In October 2019, the Department of Narcotics Control raided the Gulshan residence of the Bhai family again. They seized liquor bottles, poker chips, hookahs, and other casino equipment at the rooftop casino and bar of the residence. The department found 382 bottles of foreign alcohol, 200 grams of cannabis, and 24 cans of beer. Bhai's nephew, Ahad M. Bhai, was reported to be the owner of the bar in a confession given by the residence's caretaker. However, the Department of Narcotics Control filed 2 cases against Ahad's brother, Omar M. Bhai, instead of him. Omar denied on social media that he had any relation with the equipment found during the raid and claimed that these cases were being instigated by his aunt due to an internal family feud.
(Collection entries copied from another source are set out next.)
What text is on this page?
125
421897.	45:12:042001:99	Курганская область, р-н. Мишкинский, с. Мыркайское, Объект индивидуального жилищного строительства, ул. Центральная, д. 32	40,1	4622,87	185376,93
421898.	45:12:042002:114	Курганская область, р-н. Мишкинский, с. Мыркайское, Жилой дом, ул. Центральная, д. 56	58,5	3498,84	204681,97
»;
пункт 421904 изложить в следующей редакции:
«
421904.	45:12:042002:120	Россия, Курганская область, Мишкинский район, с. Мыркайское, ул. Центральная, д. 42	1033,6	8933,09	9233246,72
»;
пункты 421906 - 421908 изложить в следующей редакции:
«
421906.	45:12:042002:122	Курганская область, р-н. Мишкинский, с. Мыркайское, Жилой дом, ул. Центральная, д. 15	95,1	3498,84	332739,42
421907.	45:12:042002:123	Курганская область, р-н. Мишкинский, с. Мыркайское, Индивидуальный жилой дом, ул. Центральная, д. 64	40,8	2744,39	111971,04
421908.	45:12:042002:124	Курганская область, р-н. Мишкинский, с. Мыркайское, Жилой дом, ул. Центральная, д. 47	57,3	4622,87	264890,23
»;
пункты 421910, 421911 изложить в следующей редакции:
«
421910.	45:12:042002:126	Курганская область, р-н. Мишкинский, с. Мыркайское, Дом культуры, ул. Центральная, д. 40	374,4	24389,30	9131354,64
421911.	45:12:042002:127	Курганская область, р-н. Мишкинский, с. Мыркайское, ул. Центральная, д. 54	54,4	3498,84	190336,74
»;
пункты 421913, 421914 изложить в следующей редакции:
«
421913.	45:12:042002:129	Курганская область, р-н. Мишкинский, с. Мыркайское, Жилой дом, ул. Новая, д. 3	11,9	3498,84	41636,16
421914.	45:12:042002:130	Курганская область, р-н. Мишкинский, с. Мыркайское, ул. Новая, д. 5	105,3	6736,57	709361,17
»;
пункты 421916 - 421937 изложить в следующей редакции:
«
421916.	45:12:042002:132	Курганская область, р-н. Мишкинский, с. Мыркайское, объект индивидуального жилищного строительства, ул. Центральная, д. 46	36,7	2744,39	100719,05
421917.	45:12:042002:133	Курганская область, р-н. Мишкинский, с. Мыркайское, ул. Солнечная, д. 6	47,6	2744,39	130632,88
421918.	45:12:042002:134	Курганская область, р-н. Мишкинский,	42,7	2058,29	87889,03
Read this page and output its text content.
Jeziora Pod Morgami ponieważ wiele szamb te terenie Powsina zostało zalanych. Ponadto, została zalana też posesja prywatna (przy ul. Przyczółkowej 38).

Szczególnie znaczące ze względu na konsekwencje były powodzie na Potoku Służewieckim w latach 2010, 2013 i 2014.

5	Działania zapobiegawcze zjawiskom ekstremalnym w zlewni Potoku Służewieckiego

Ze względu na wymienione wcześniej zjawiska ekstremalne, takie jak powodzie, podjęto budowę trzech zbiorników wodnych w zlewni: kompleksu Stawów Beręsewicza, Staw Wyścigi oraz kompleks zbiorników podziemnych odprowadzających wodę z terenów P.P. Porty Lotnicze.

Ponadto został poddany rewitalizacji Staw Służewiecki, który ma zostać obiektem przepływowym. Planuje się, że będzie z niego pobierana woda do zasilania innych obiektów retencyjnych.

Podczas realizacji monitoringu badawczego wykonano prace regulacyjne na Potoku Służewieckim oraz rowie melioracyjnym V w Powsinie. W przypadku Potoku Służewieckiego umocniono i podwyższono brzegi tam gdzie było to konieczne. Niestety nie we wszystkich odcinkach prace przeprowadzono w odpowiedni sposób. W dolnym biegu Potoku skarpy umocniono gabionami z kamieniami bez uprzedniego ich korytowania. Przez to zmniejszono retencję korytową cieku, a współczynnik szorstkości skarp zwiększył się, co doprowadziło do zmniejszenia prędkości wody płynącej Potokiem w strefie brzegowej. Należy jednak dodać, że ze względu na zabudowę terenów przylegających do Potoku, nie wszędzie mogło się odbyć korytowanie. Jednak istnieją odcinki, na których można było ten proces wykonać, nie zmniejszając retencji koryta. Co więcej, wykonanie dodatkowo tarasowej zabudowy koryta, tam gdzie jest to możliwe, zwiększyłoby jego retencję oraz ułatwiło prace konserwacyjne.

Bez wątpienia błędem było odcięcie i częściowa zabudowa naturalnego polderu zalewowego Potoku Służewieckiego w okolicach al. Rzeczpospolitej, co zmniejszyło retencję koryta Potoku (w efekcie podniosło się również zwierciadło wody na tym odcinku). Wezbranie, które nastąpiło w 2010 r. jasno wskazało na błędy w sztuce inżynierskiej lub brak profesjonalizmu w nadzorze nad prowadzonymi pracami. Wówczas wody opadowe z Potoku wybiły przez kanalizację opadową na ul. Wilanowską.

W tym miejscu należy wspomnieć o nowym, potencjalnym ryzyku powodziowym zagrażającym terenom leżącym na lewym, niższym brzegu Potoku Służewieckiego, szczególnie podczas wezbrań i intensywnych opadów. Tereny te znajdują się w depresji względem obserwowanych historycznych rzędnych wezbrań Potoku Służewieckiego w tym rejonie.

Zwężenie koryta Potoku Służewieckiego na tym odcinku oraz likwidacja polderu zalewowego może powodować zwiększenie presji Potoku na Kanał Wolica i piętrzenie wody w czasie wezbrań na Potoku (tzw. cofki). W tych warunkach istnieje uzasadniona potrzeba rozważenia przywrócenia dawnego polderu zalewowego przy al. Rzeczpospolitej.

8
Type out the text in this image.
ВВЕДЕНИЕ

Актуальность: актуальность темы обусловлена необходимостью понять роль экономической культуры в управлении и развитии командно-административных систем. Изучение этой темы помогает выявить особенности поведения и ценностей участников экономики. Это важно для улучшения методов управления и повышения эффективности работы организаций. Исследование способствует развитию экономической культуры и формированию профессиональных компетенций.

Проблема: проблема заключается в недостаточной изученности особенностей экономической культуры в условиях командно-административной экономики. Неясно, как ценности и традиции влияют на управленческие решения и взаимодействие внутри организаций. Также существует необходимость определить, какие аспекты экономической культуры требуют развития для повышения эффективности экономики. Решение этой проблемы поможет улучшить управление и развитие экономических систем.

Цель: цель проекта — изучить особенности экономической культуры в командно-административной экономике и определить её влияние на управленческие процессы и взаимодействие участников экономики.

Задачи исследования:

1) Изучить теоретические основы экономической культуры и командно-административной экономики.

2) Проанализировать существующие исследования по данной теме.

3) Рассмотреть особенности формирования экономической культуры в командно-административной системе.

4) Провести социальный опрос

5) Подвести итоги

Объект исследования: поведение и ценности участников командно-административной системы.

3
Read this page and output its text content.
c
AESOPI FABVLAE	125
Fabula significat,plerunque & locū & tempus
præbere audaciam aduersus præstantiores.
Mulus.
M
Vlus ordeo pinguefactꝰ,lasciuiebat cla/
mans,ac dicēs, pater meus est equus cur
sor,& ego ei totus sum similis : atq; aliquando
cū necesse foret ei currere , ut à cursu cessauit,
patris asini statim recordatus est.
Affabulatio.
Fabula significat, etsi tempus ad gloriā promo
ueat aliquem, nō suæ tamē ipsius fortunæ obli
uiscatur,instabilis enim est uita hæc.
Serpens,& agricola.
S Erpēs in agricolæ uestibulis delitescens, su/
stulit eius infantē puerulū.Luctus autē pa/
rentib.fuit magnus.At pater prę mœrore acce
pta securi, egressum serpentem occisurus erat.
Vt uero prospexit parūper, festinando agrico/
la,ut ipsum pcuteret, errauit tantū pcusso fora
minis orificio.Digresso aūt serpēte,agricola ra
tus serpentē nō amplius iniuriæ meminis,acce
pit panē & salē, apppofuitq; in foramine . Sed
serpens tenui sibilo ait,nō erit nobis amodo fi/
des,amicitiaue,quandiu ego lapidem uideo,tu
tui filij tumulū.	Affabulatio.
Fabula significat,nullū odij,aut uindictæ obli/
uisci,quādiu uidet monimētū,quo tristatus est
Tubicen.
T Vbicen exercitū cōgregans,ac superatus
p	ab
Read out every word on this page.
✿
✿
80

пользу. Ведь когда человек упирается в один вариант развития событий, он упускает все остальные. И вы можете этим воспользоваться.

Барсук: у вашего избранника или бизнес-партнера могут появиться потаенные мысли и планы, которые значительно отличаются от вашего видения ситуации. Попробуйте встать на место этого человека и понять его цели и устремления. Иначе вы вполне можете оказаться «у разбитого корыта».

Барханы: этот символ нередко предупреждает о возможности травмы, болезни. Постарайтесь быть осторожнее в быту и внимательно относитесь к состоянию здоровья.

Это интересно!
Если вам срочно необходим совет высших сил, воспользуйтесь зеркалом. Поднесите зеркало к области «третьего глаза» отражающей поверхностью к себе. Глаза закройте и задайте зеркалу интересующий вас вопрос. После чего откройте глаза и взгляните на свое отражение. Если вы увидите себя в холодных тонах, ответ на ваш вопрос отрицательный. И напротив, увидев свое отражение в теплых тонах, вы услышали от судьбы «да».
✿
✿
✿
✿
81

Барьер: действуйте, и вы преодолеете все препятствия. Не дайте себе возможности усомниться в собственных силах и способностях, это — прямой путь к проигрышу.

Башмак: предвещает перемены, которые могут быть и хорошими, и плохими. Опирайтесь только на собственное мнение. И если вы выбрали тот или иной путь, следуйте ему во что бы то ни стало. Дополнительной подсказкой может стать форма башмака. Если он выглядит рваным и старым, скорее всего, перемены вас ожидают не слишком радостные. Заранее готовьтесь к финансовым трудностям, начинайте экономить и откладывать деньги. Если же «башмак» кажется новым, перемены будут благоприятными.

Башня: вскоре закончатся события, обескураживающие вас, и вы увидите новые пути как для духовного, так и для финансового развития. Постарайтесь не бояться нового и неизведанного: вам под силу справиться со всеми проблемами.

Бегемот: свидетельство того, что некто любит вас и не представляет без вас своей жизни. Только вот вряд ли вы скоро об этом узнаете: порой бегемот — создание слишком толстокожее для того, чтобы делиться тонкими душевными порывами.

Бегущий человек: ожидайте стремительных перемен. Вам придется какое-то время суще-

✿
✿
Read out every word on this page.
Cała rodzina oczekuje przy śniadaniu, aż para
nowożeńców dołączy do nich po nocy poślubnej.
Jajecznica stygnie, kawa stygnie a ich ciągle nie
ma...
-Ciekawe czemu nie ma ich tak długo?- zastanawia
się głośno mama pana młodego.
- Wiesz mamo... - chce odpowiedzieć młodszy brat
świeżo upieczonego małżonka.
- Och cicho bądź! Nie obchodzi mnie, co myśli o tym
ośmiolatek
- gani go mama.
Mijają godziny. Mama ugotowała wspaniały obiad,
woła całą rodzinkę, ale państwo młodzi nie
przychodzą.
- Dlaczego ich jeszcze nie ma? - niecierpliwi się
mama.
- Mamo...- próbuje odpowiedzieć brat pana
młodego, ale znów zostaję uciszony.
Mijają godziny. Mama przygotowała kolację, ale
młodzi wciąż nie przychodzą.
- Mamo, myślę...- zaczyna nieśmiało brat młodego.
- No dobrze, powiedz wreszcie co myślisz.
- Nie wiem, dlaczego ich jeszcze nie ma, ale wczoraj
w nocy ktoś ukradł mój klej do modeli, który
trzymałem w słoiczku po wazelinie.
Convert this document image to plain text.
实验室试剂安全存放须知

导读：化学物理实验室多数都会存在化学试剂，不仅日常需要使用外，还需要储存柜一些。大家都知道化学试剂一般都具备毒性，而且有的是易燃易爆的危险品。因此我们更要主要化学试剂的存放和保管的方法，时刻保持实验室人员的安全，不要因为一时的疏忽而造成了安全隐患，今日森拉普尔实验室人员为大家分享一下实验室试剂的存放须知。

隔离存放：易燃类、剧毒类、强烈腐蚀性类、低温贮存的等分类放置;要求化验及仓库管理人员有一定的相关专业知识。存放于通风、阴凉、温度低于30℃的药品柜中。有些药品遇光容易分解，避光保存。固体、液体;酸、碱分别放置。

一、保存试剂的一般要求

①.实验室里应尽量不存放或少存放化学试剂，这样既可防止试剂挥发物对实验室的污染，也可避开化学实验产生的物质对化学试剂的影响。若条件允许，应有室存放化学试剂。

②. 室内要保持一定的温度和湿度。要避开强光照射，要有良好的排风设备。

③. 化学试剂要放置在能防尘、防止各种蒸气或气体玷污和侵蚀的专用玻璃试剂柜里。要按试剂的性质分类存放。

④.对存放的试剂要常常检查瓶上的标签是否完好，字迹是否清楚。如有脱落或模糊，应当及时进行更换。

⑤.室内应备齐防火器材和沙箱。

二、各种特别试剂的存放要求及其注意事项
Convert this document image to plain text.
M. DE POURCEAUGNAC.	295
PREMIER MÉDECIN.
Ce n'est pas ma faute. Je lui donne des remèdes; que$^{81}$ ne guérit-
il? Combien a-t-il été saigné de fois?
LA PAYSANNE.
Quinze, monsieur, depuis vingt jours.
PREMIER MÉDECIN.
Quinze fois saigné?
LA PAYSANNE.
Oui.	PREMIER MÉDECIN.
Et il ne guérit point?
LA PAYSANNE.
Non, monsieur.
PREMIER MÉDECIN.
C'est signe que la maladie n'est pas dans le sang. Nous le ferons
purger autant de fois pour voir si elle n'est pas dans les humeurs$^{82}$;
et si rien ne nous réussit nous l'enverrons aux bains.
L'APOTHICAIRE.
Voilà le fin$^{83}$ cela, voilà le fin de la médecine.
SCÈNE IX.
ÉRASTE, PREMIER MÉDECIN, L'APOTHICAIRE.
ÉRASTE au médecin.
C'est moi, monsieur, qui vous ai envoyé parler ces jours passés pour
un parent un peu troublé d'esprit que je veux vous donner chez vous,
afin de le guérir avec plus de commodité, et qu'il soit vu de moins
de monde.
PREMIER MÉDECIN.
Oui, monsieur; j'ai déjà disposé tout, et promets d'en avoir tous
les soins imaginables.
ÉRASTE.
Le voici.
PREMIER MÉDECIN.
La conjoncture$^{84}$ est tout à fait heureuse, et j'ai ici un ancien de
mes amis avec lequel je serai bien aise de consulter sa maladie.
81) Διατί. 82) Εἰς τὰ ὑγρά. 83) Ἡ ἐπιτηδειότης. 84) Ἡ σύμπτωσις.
=== 1996 stock market crash ===
In 1999, the Bangladesh Securities and Exchange Commission filed cases against Olympic Industries PLC, Aziz, and his father Mohammad Bhai. They were accused of being involved in the 1996 Bangladesh stock market scam. Aziz and his father were reported to have extracted tens of millions of taka from the market by artificially inflating stock prices. In 1994, the company issued excessive rights shares after declaring their intention to build a cement factory. This led to the stock price of Olympic rising 44 times from BDT 124 to BDT 5,511. However, instead of building the cement factory, Olympic's directors then offloaded the shares in the open market, making crores from this pump and dump scheme. A special tribunal on the capital markets issued an arrest warrant against Aziz in the case in August 2018.

==Personal life==

=== Family ===
Aziz was first married to a European woman with whom he has 1 daughter. After his divorce with her, Aziz married Naureen, daughter of his close friend Anwarul Islam Bobby (d. 1994). Bobby was one of the pioneers of the English press in Bangladesh, being the founder of many newspapers including The Daily Life and The Daily Morning Sun. Naureen has been running Aziz's businesses in his absence. She is the proprietor of Progoti Printing and Packaging and The Daily Morning Sun.

The couple has 2 sons and 2 daughters. In June 2023, Aziz's eldest son, Asar M. Bhai, was nominated by Aziz's holding company, Ambee Ltd., to serve in Olympic's board of directors. Ahad M. Bhai (a son of Aziz's brother Raja) also got appointed as a shareholder director. Aziz's cousin, Munir Ali (son of his uncle Mubarak Ali), also sits on the board. His younger sister's son, Samad Miraly, is the executive director of Olympic. Another nephew (son of his elder sister Nurjehan), Amin Hudda, died during his imprisonment for drug smuggling in 2020.

=== Public persona and mystique ===
Due to numerous criminal charges, connections with gangster figures, flamboyant lifestyle, friendships and feuds with some of Bangladesh's most powerful people, Aziz is regarded as a mafia don by many people. This is partly due to his surname. Bhai, literally meaning 'brother' in Bangla, is also used as a suffix to the names of those involved in mafia activities. This led to speculation that Aziz's surname may have come due to his connections with the underworld. However, this is untrue, as Bhai is the family's surname also used by female members of the family despite the word's masculine meaning in Bangla. Aziz is also rumoured to be connected with D-Company chief Dawood Ibrahim.